Westbrook pulled the silver flask from a hip pocket, having refilled it since sharing a drink with Big
elow. He took a long pull, then offered some to Sixkiller. “Brandy, if you’re of a mind to.”
“Don’t mind if I do.” Sixkiller drank. “That’s good, cuts the dust.” He handed back the flask. “What did you mean when you said I might have come a long way for nothing?”
“Ringgold was the site of a big gold strike, but that was some time ago. The vein played out and the crash damn near finished the town. The lead mines kept us from going under and the cattle boom brought us back. The Glint River Valley is top grazing land and the railroad allows ranchers to ship their livestock to market. Cattle is the true wealth of Ringgold.”
“If gold’s been found in these parts before, it can happen again,” Sixkiller said, putting on a front of stubbornness, stubborn as only a gold seeker can be.
“I don’t want to discourage you. Maybe you’ll be the lucky one. Let’s drink to it. Success and good fortune!” Westbrook passed the flask and they each had another drink, emptying it.
“The well has run dry,” he said ruefully.
“Let me get settled in and I’ll buy you a drink,” Sixkiller offered.
“Most hospitable of you. Where are you staying?’
“I heard the Atlas is pretty good.”
“It’s acceptable enough. Heading there now? I’ll be glad to show you the way. I’ve got to refill anyway so I’ll just nip into the Jackpot, our most fashionable watering hole.
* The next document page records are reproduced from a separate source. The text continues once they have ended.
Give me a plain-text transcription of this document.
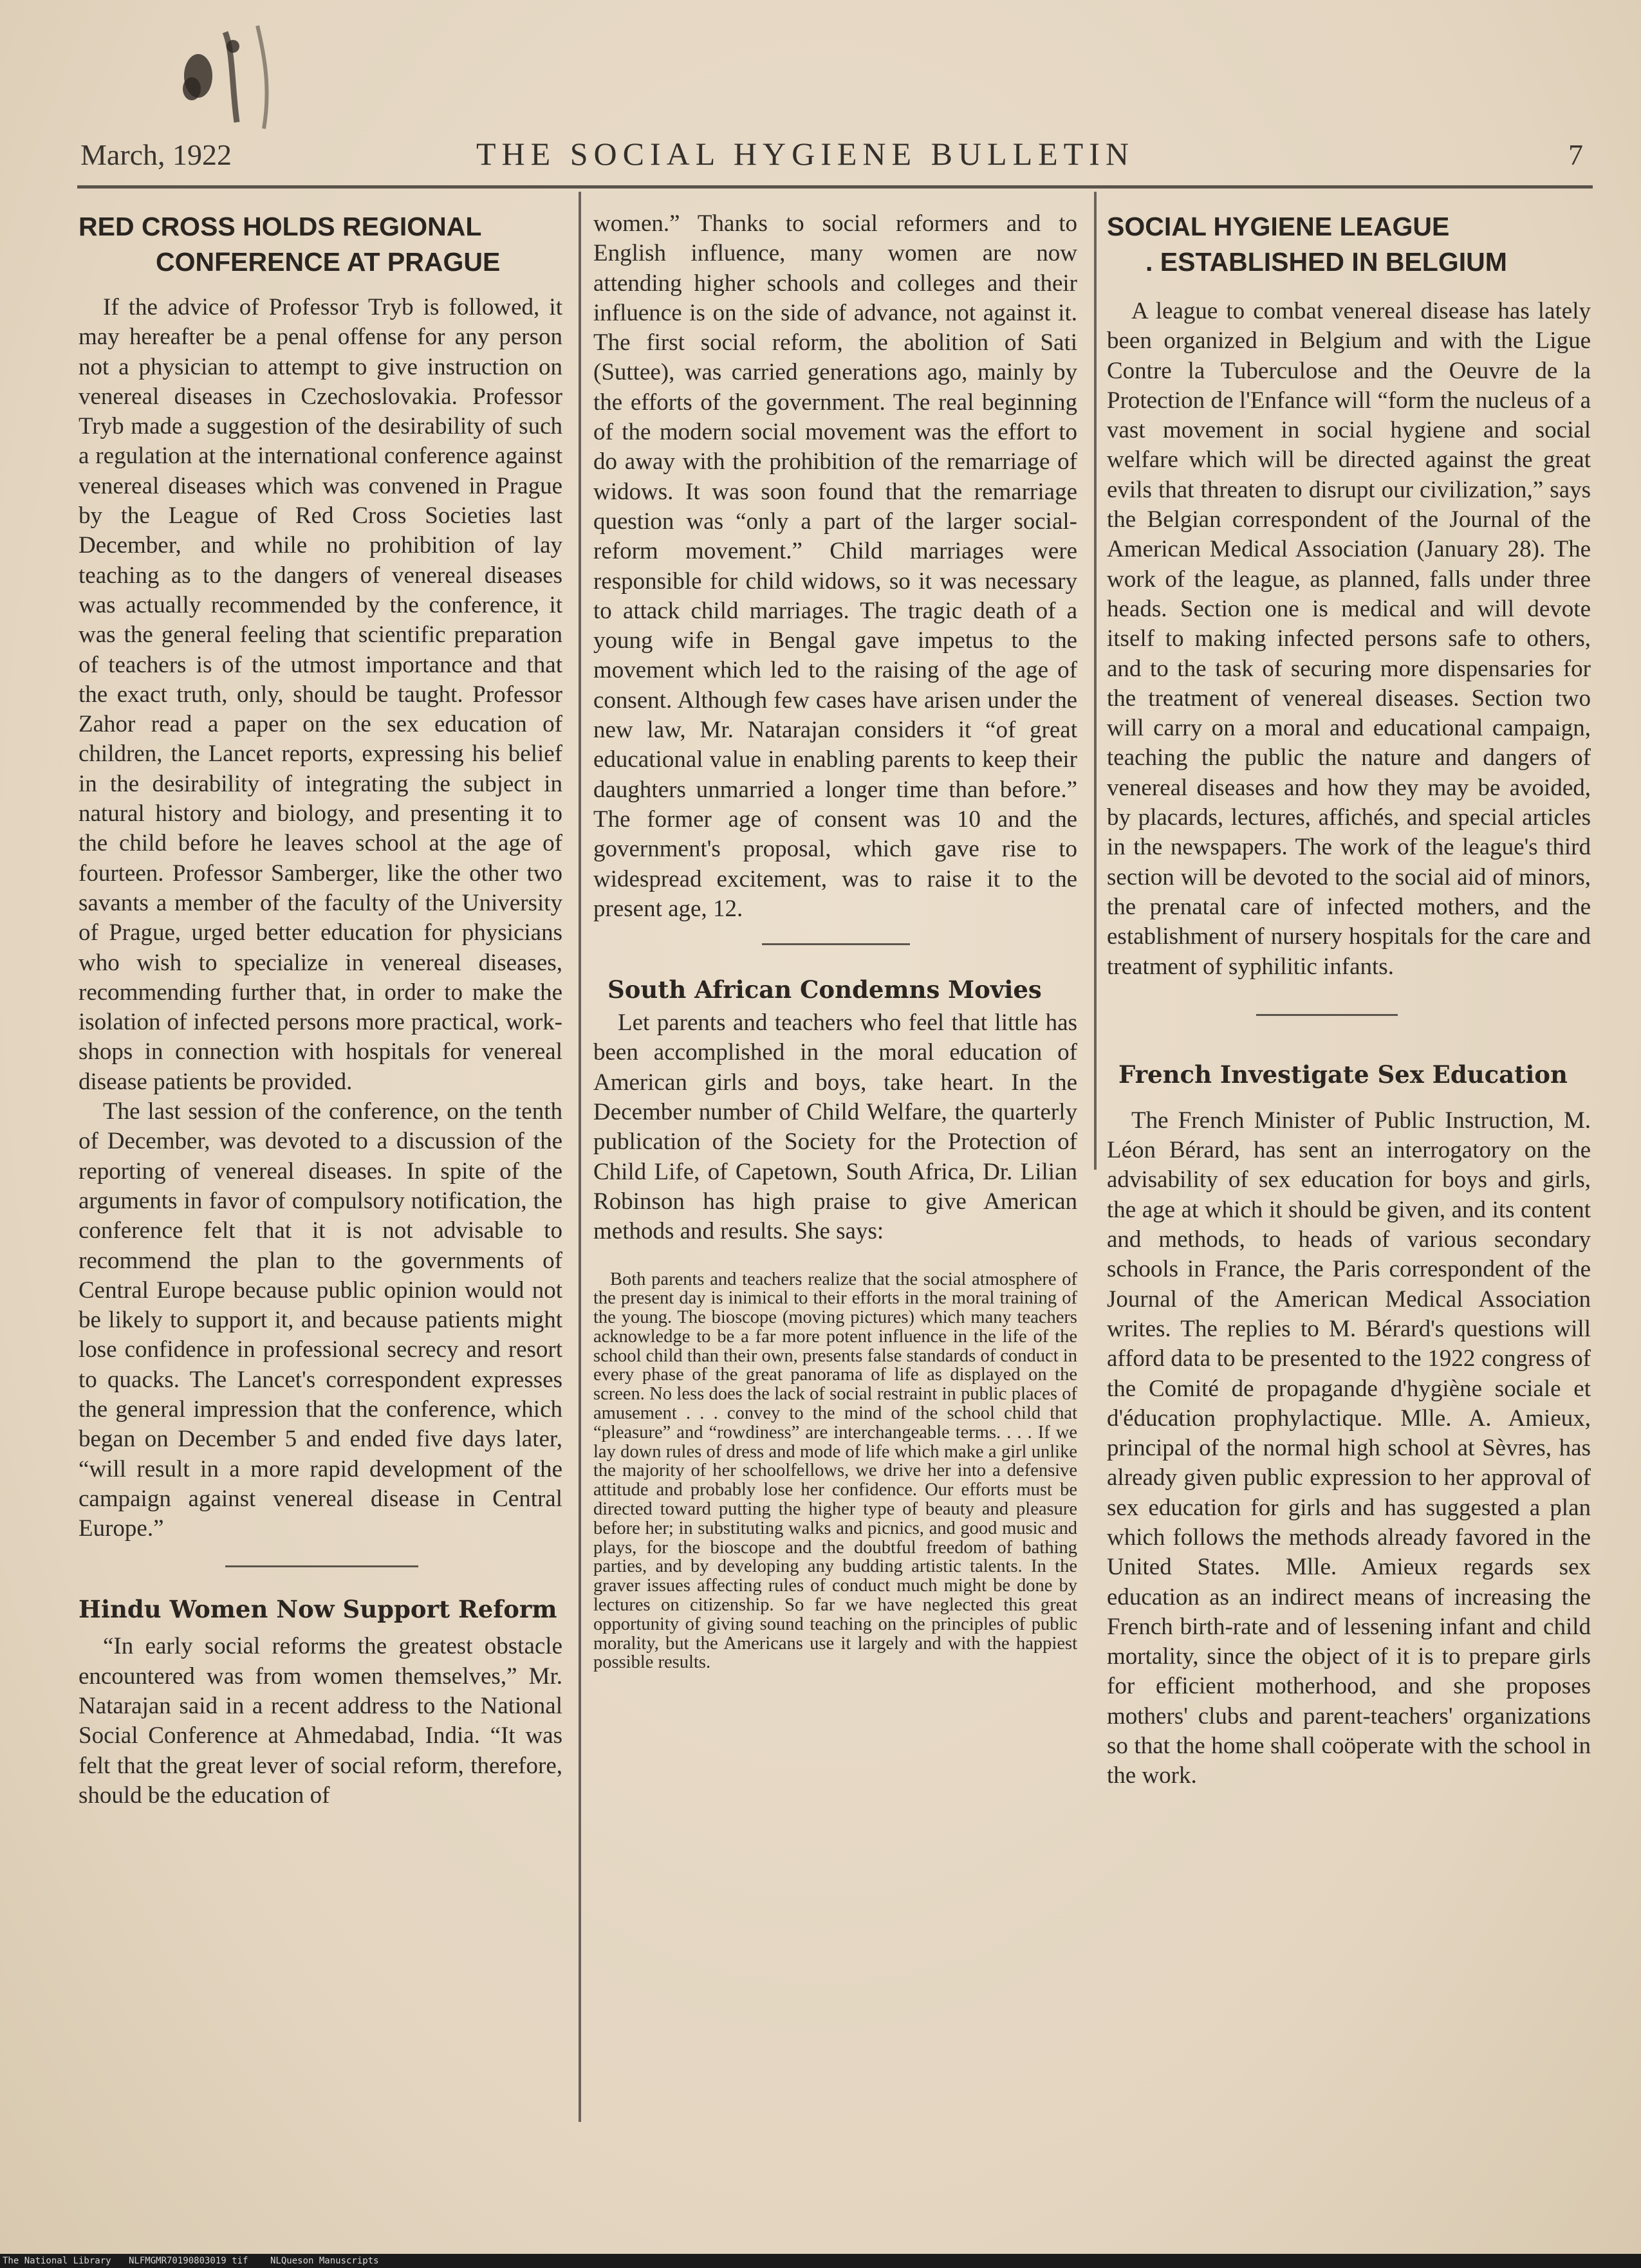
March, 1922	THE SOCIAL HYGIENE BULLETIN	7
RED CROSS HOLDS REGIONAL
CONFERENCE AT PRAGUE

If the advice of Professor Tryb is followed, it may hereafter be a penal offense for any person not a physician to attempt to give instruction on venereal diseases in Czechoslovakia. Professor Tryb made a suggestion of the desirability of such a regulation at the international conference against venereal diseases which was convened in Prague by the League of Red Cross Societies last December, and while no prohibition of lay teaching as to the dangers of venereal diseases was actually recommended by the conference, it was the general feeling that scientific preparation of teachers is of the utmost importance and that the exact truth, only, should be taught. Professor Zahor read a paper on the sex education of children, the Lancet reports, expressing his belief in the desirability of integrating the subject in natural history and biology, and presenting it to the child before he leaves school at the age of fourteen. Professor Samberger, like the other two savants a member of the faculty of the University of Prague, urged better education for physicians who wish to specialize in venereal diseases, recommending further that, in order to make the isolation of infected persons more practical, work-shops in connection with hospitals for venereal disease patients be provided.

The last session of the conference, on the tenth of December, was devoted to a discussion of the reporting of venereal diseases. In spite of the arguments in favor of compulsory notification, the conference felt that it is not advisable to recommend the plan to the governments of Central Europe because public opinion would not be likely to support it, and because patients might lose confidence in professional secrecy and resort to quacks. The Lancet's correspondent expresses the general impression that the conference, which began on December 5 and ended five days later, “will result in a more rapid development of the campaign against venereal disease in Central Europe.”

Hindu Women Now Support Reform

“In early social reforms the greatest obstacle encountered was from women themselves,” Mr. Natarajan said in a recent address to the National Social Conference at Ahmedabad, India. “It was felt that the great lever of social reform, therefore, should be the education of

women.” Thanks to social reformers and to English influence, many women are now attending higher schools and colleges and their influence is on the side of advance, not against it. The first social reform, the abolition of Sati (Suttee), was carried generations ago, mainly by the efforts of the government. The real beginning of the modern social movement was the effort to do away with the prohibition of the remarriage of widows. It was soon found that the remarriage question was “only a part of the larger social-reform movement.” Child marriages were responsible for child widows, so it was necessary to attack child marriages. The tragic death of a young wife in Bengal gave impetus to the movement which led to the raising of the age of consent. Although few cases have arisen under the new law, Mr. Natarajan considers it “of great educational value in enabling parents to keep their daughters unmarried a longer time than before.” The former age of consent was 10 and the government's proposal, which gave rise to widespread excitement, was to raise it to the present age, 12.

South African Condemns Movies

Let parents and teachers who feel that little has been accomplished in the moral education of American girls and boys, take heart. In the December number of Child Welfare, the quarterly publication of the Society for the Protection of Child Life, of Capetown, South Africa, Dr. Lilian Robinson has high praise to give American methods and results. She says:

Both parents and teachers realize that the social atmosphere of the present day is inimical to their efforts in the moral training of the young. The bioscope (moving pictures) which many teachers acknowledge to be a far more potent influence in the life of the school child than their own, presents false standards of conduct in every phase of the great panorama of life as displayed on the screen. No less does the lack of social restraint in public places of amusement . . . convey to the mind of the school child that “pleasure” and “rowdiness” are interchangeable terms. . . . If we lay down rules of dress and mode of life which make a girl unlike the majority of her schoolfellows, we drive her into a defensive attitude and probably lose her confidence. Our efforts must be directed toward putting the higher type of beauty and pleasure before her; in substituting walks and picnics, and good music and plays, for the bioscope and the doubtful freedom of bathing parties, and by developing any budding artistic talents. In the graver issues affecting rules of conduct much might be done by lectures on citizenship. So far we have neglected this great opportunity of giving sound teaching on the principles of public morality, but the Americans use it largely and with the happiest possible results.

SOCIAL HYGIENE LEAGUE
. ESTABLISHED IN BELGIUM

A league to combat venereal disease has lately been organized in Belgium and with the Ligue Contre la Tuberculose and the Oeuvre de la Protection de l'Enfance will “form the nucleus of a vast movement in social hygiene and social welfare which will be directed against the great evils that threaten to disrupt our civilization,” says the Belgian correspondent of the Journal of the American Medical Association (January 28). The work of the league, as planned, falls under three heads. Section one is medical and will devote itself to making infected persons safe to others, and to the task of securing more dispensaries for the treatment of venereal diseases. Section two will carry on a moral and educational campaign, teaching the public the nature and dangers of venereal diseases and how they may be avoided, by placards, lectures, affichés, and special articles in the newspapers. The work of the league's third section will be devoted to the social aid of minors, the prenatal care of infected mothers, and the establishment of nursery hospitals for the care and treatment of syphilitic infants.

French Investigate Sex Education

The French Minister of Public Instruction, M. Léon Bérard, has sent an interrogatory on the advisability of sex education for boys and girls, the age at which it should be given, and its content and methods, to heads of various secondary schools in France, the Paris correspondent of the Journal of the American Medical Association writes. The replies to M. Bérard's questions will afford data to be presented to the 1922 congress of the Comité de propagande d'hygiène sociale et d'éducation prophylactique. Mlle. A. Amieux, principal of the normal high school at Sèvres, has already given public expression to her approval of sex education for girls and has suggested a plan which follows the methods already favored in the United States. Mlle. Amieux regards sex education as an indirect means of increasing the French birth-rate and of lessening infant and child mortality, since the object of it is to prepare girls for efficient motherhood, and she proposes mothers' clubs and parent-teachers' organizations so that the home shall coöperate with the school in the work.

The National Library NLFMGMR70190803019 tif NLQueson Manuscripts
The drinks aren’t watered down, the girls are clean and good-looking, and the games of chance are straight, which means you have a chance however slim.” Westbrook grinned.
“Like prospecting, eh?” Sixkiller said with a sly smile.
“You said it, not me.”
They set off east on Liberty.
“Where do you hail from, Quinto?”
“I’ve been doing some prospecting in the Bitter Creek area. Slim pickings, so I thought I’d try my luck hereabouts. If the Lonesome Hills don’t pan out, I’ll keep on heading north to the Black Hills. They’re proven gold-rich and might still yield a strike. But first I’ll give the Glint River Valley a try.”
“I wish you luck,” Westbrook said. “What’s new in Bitter Creek? Always on the lookout for news. Gunfights, floods, droughts, it’s all grist for my mill.”